The reunion really began when the Dartmouth Special pulled out of the North Station at eleven o'clock Saturday morning. Six men and their wives had one end of a parlor car, and immediately began to renew the old bonds, or to form new ones with those who were going to make their debut at a reunion. Several more joined us that evening at Hanover and we had a delightful Sunday together, many voting it the best day of the reunion, as it gave an opportunity for quiet talks and walks which were lacking after the rush began on Monday.
The '92 brake was busy Monday and Tuesday, bringing the later arrivals up from the station. It landed in all twenty-seven men, eighteen wives, and eight children at the headquarters at College Hall. This made '92 rank third among reunion classes in the percentage of men back, with 46 per cent.

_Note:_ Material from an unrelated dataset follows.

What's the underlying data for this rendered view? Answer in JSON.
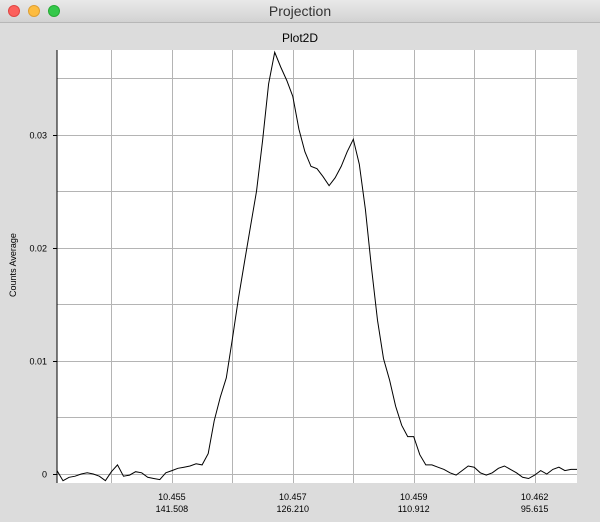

From Monday noon until after the alumni dinner Wednesday there was something doing every minute. The committee had made up a program which was carried out in almost every particular. We went to various exercises of the week, to the Prom Play, to the Amherst-Dartmouth ball game (we were proud of the appearance of the ladies in the line of march), and the ladies went in a body to the Musical Clubs' concert while the men were at the reunion dinner.
This was held at Newton Inn, Norwich, and kept us for seven hours enjoying the recall of days twenty years gone and the stories of those twenty years.
As we rolled down the hill to the station Wednesday, every man, every wife, and every child voted the reunion a great success, agreed that nothing could keep them away from the twenty-fifth reunion and that we were going to get every man back then and win the attendance cup—hands down.
The '92 men present at the reunion were as follows:
Allen, Baldwin, Barton, Belknap, Blood, Brown, Cook, Coon, Cummings, Doty, Emerson, Folsom, Gunnison, Hall, Lakeman, Lamprey, Libby, Lord, McDuffee, W. V., Miller, Noyes, Potter, Salinger, Strong, Weston, Holland, Jones.